Самооправдание дедовщине ее казарменные сторонники искали в «философии», утверждающей, что «деды» — стержень воинской дисциплины, вынь его — и порядок в армии рухнет, подобно карточному домику.

Естественно, возникает вопрос: а где же были командиры всех рангов, неужели они не видели вопиющих безобразий дедовщины? Во-первых, надо иметь в виду, что многие части и соединения Советской армии зараза дедовщины не затронула. Во-вторых, в результате плохо поставленной воспитательной работы, слабого контроля за подчиненными многие офицеры не знали действительного положения в своих подразделениях. В-третьих, некоторые командиры не только не вели борьбы с дедовщиной, но и, как ни парадоксально, пытались опираться на нее в дисциплинарной практике.

Неуставные отношения, дедовщина — явление крайне чуждое для армии. Своей аморальностью оно подрывает ее устои и единство, насаждает в воинских коллективах групповщину, круговую поруку и национальную вражду, убивает в военнослужащих веру в силу закона, уставов и порядка, в целом разрушительно действует на боеготовность.

Дедовщина не может быть терпима в армии. Путь к ее искоренению лежит в поднятии авторитета солдата как личности. Солдат должен быть уверен, что в борьбе с дедовщиной его всегда поддержат и защитят. За любые оскорбления, тем более физические, виновные обязаны нести строгую ответственность по закону. Снять проблему дедовщины в армии, несомненно, помогут количественное сокращение и реорганизация войск, совершенствование воспитательной работы, пересмотр воинских уставов и другие реформы.

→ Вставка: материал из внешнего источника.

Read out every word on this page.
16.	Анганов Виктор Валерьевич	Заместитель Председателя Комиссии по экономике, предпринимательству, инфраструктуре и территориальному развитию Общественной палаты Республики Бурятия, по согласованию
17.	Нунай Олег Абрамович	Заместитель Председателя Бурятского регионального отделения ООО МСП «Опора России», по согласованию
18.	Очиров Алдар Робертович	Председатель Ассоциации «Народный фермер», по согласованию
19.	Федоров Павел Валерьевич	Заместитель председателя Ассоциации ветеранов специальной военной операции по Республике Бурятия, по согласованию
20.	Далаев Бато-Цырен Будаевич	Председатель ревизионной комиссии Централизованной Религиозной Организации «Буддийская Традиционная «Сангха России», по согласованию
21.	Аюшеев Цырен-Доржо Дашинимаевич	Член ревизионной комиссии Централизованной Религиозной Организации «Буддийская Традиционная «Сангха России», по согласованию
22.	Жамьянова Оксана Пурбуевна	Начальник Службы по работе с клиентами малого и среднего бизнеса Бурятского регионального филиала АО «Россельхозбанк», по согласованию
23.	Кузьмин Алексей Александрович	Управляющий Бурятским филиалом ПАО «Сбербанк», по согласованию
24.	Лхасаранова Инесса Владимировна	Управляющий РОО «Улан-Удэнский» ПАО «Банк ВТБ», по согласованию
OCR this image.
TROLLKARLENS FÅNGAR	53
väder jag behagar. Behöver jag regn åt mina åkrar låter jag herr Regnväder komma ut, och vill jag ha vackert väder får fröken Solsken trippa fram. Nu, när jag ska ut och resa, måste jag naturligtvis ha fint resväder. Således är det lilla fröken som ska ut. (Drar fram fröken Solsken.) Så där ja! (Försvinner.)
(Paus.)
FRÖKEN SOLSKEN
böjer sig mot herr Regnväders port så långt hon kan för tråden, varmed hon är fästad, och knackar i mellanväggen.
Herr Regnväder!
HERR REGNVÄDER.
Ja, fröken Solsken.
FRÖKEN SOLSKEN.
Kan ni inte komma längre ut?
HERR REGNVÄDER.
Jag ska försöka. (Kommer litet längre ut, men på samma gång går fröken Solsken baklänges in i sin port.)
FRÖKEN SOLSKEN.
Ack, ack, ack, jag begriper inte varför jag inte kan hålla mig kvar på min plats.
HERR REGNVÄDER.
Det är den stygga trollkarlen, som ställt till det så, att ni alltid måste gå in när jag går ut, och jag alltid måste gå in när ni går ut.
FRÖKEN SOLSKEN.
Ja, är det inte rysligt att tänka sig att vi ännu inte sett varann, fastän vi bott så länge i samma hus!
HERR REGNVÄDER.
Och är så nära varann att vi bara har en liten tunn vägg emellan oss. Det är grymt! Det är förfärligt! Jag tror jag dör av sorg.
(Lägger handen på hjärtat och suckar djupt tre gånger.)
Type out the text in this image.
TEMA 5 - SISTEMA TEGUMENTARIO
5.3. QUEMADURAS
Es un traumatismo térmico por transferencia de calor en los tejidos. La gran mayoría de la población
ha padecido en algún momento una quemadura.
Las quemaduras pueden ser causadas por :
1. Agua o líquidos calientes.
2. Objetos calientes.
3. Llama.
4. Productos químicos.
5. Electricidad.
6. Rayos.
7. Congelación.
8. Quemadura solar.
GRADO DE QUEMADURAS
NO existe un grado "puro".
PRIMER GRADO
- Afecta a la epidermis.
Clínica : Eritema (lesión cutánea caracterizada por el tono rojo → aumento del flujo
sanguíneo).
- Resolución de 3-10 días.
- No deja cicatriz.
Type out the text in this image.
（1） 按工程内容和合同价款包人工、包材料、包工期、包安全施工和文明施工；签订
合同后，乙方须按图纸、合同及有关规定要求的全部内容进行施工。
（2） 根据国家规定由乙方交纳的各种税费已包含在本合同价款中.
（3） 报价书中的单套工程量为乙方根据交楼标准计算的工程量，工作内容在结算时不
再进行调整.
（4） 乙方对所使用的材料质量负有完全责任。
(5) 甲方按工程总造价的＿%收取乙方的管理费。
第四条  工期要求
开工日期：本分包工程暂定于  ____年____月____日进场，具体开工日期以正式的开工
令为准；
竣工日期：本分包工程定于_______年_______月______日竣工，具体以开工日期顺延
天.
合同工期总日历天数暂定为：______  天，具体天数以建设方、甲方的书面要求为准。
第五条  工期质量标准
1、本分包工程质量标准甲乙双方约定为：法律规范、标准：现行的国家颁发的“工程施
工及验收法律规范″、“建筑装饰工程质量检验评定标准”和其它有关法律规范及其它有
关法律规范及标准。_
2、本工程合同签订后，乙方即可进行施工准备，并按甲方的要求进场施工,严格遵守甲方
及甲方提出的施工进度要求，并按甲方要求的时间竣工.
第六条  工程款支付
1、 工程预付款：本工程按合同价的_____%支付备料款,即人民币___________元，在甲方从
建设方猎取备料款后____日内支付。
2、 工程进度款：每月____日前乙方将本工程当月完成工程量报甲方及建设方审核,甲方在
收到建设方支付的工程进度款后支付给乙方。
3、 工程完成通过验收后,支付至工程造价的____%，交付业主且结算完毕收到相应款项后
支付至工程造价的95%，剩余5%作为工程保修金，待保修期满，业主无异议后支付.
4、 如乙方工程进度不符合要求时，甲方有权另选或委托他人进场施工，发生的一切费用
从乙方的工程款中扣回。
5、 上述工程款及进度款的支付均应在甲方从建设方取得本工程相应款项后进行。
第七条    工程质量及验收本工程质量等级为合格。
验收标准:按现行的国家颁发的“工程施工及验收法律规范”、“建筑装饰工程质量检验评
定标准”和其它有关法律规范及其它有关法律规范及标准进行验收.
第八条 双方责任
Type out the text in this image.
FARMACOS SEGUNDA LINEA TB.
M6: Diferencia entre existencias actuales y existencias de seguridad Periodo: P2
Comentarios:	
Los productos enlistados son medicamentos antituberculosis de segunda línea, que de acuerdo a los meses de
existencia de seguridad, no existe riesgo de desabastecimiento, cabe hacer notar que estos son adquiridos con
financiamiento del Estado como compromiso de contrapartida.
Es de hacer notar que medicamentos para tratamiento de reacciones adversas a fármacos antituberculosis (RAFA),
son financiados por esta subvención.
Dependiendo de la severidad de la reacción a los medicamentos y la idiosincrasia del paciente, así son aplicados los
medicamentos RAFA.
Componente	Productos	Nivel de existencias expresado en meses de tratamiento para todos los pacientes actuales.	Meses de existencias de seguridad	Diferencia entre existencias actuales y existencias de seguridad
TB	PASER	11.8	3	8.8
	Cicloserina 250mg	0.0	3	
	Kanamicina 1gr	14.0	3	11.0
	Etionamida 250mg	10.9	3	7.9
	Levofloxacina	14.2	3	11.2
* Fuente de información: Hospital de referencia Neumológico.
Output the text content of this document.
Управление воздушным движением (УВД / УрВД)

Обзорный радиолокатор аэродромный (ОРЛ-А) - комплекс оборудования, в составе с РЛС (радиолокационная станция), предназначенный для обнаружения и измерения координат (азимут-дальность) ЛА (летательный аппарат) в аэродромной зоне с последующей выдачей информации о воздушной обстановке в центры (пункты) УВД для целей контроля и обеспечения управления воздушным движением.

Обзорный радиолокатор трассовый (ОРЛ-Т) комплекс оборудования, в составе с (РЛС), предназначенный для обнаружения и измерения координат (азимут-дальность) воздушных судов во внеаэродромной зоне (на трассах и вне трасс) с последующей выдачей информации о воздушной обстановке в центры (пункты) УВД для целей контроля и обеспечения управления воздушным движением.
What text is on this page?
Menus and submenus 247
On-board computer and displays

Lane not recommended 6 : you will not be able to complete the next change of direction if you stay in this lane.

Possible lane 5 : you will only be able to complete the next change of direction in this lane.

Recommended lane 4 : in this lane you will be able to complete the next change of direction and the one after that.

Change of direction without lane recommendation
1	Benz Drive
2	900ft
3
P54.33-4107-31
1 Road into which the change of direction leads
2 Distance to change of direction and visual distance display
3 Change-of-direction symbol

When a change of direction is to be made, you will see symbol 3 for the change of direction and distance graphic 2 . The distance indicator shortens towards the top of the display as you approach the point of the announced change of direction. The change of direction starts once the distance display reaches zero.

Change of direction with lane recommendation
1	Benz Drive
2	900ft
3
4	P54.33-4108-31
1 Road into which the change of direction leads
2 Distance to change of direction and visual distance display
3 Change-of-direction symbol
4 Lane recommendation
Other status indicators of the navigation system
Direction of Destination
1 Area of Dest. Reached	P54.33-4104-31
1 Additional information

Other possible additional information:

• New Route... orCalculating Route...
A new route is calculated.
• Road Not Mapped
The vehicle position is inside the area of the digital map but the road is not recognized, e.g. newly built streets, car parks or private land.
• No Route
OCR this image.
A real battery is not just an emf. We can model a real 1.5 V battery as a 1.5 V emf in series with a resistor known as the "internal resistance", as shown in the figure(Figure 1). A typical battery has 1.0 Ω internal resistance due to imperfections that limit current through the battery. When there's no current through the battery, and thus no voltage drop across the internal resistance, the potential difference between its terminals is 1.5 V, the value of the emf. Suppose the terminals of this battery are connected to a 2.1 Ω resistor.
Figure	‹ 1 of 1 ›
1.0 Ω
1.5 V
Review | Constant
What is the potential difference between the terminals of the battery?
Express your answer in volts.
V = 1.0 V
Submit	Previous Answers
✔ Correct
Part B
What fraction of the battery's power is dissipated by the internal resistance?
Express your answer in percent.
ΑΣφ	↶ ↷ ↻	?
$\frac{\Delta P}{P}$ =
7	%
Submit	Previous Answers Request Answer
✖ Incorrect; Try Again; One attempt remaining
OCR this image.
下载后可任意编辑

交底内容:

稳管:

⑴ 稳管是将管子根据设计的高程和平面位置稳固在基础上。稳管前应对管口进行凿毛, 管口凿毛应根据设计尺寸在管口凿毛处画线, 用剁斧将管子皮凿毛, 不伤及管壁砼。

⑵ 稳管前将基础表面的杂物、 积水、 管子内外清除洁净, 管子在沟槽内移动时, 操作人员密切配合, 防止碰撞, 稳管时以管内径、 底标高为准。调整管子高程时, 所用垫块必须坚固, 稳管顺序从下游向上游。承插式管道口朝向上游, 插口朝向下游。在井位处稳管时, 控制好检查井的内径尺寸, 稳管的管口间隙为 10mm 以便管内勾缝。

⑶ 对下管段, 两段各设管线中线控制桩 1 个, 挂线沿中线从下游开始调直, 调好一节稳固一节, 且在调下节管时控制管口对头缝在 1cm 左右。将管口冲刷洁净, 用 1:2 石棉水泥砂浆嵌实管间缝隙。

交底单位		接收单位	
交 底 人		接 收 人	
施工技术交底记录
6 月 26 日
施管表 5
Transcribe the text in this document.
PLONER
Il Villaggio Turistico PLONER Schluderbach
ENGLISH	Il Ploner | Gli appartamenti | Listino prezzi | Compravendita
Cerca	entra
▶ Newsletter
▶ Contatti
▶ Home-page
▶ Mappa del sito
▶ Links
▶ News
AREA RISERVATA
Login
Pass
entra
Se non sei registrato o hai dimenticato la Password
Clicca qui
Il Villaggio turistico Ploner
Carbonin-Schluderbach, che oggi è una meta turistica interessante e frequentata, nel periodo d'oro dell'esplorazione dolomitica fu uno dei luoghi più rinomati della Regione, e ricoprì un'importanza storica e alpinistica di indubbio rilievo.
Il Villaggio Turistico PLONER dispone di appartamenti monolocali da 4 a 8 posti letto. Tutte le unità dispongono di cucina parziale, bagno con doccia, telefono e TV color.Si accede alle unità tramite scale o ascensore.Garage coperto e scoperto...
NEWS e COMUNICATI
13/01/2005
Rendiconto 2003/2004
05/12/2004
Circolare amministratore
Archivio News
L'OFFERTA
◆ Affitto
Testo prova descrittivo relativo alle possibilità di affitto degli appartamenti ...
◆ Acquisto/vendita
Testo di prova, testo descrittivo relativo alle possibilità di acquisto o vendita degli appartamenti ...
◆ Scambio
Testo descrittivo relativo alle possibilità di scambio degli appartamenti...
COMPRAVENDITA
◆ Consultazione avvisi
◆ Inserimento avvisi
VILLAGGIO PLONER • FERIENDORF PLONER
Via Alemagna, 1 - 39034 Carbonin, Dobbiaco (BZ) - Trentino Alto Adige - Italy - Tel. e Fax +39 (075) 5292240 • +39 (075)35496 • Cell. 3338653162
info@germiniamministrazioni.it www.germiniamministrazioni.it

Летом 1959 года, когда я впервые прибыл в Группу войск, 18-й гвардейской армией командовал генерал-лейтенант Сергей Леонидович Соколов, а членом военного совета являлся генерал-майор Анатолий Иванович Беднягин.

К этому времени генерал Соколов уже имел большой жизненный и военный опыт. Он прошел крещение в боях у озера Хасан и испытание огнем Великой Отечественной войны. Многогранные командные и штабные навыки закрепил и обогатил учебой в бронетанковой академии Генерального штаба. Мне приходилось наблюдать его высокий профессионализм, детальное знание военного дела в ходе войсковых учений и штабных тренировок, в выступлениях на военном совете, во время заслушивания докладов подчиненных, при управлении всей жизнедеятельностью сложнейшего организма армии.